Di quello che sto facendo da anni, del mio percorso emotivo e psicologico. Poi c’è una piccola componente di ansia ma mi dico che lo ho già fatto, i dischi sono andati bene, ho fatto gli stadi, sono un fortunato e ora ci posso andare consapevole che il nuovo disco e gli stadi ci saranno comunque. E’ un anno propizio per me.
Per stare bene ti sei inventato Lido Mengoni.
Per vincere l’ansia devi trovare un luogo famigliare e noi abbiamo creato Lido Mengoni, uno spazio dove nasceranno jam session, gli strumenti saranno sempre pronti, troverete i tavoli per un caffè con gli amici, passeranno degli ospiti. Ogni mattina poi con Fabio De Luigi farò una chiacchierata di cinque minuti parlando di qualcosa che non so. Sarà un limone nel caffè, forse neanche un caffè.
Si parla già del disco nuovo.
Stiamo pre-producendo. C’è ancora una fase di scrittura su alcune cose. Sono felice di questo disco. Deve racchiudere un sacco di cose, siamo alla fine di una trilogia. Due Vite chiama il terzo capitolo e c’è anche già il sottotitolo. Che però non ti dico!
Due Vite dunque è un inizio?
E’ la mia storia infinita. Racconta un rapporto tra la ratio e l’inconscio. Sto dedicando molto tempo ai miei pensieri con un professionista nella stessa stanza ma dall’altra parte della poltrona. Il mio inconscio mi trasmette input più realistici della mia mente nel mondo fenomenico e nella vita quotidiana. Ho raccontato questa doppia vita: la notte, i sogni alternati a fotografie di quello che indosso e vivo ogni giorno. Sono peccatore, esistono gli schiaffi ma bisogna andare avanti, i momenti di down servono. Per me Due Vite è questo, gli altri è giusto che ci vedano quello che vogliono: il mio professore di Storia dell’Arte mi diceva di non leggere mai le didascalie dei quadri perché chi le ha scritte seguiva una sua suggestione; il messaggio è vedeteci quello che volete.

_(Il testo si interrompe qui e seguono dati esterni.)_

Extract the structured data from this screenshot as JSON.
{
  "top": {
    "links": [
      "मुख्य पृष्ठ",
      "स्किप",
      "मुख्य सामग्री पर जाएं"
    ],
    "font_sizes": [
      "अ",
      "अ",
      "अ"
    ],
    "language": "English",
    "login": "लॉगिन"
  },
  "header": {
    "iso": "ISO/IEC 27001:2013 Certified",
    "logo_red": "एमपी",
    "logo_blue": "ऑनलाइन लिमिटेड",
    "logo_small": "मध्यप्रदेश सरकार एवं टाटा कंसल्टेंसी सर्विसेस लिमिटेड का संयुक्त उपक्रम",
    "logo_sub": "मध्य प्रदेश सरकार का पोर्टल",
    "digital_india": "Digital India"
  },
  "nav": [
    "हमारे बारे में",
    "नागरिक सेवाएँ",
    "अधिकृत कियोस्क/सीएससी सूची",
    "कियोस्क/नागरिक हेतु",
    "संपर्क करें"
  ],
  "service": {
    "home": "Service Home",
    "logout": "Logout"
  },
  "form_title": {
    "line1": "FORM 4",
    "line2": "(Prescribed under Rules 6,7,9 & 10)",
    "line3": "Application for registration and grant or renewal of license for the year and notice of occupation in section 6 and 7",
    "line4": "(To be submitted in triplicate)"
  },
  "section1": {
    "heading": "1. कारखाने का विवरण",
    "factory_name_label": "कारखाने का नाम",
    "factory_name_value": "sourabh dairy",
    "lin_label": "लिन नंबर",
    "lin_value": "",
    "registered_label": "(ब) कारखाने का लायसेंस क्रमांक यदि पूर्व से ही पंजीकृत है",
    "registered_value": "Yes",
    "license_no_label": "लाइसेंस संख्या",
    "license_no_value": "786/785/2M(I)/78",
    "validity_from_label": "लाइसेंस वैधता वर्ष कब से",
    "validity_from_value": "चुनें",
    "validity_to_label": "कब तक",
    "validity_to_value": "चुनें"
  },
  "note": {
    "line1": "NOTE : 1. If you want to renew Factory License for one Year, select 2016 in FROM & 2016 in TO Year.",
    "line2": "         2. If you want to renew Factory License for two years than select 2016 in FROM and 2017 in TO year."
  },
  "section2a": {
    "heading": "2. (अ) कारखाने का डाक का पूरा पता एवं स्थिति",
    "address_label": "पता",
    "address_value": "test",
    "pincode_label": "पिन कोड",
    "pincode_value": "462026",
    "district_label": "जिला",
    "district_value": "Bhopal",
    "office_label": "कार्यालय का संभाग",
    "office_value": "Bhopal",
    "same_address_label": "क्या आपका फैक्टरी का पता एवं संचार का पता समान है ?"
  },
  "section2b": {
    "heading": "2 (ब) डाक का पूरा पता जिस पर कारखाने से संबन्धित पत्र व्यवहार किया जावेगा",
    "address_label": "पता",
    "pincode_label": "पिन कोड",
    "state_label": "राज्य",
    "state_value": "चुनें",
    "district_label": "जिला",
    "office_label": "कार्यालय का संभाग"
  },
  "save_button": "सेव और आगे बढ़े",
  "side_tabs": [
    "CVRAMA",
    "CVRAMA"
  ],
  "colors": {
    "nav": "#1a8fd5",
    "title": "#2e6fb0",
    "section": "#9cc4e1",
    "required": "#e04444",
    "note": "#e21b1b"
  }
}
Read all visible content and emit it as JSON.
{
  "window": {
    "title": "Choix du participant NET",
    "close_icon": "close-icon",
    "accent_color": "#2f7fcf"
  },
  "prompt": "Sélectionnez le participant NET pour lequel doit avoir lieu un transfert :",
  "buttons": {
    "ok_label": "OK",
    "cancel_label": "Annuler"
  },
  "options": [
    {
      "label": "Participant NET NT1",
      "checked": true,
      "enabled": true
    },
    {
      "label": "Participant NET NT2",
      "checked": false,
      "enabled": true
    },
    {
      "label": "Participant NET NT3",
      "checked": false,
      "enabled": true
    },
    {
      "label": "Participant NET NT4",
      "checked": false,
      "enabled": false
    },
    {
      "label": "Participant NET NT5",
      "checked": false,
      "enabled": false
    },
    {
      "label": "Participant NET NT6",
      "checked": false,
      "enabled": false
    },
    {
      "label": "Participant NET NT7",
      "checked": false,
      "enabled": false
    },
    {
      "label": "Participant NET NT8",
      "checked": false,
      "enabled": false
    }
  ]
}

A un primo ascolto in effetti trasmette sensazioni particolari, è poetico.
All’apparenza è semplice, pieno di parole, quasi rappato. Invece è l’iperuranio dei miei sogni. Ha avuto tanti vestiti differenti ma questo è quello più giusto. E’ addolcito dagli archi e ci saranno anche nel disco. Tutto è costruito sul concetto di due. Dopo dieci anni doveva tornare l’essenzialità. Abbiamo ascoltato molto Lucio Dalla e ci siamo lasciati un po’ ispirare, lui era un genio noi abbiamo provato a ricordarlo.
Temi la noia?
E’ quel limbo dove sai che qualcosa si sta muovendo sotto, si parla con l’inconscio e viene fuori e lo ritrovi in un attimo di creatività. Si accende quella parte di cervello che ti fa vivere tante cose. Senza la noia non apprezzeresti altri momenti.
Dieci anni dopo cosa è per te oggi essenziale?
Divertirsi nel fare le cose. E pensare il giusto.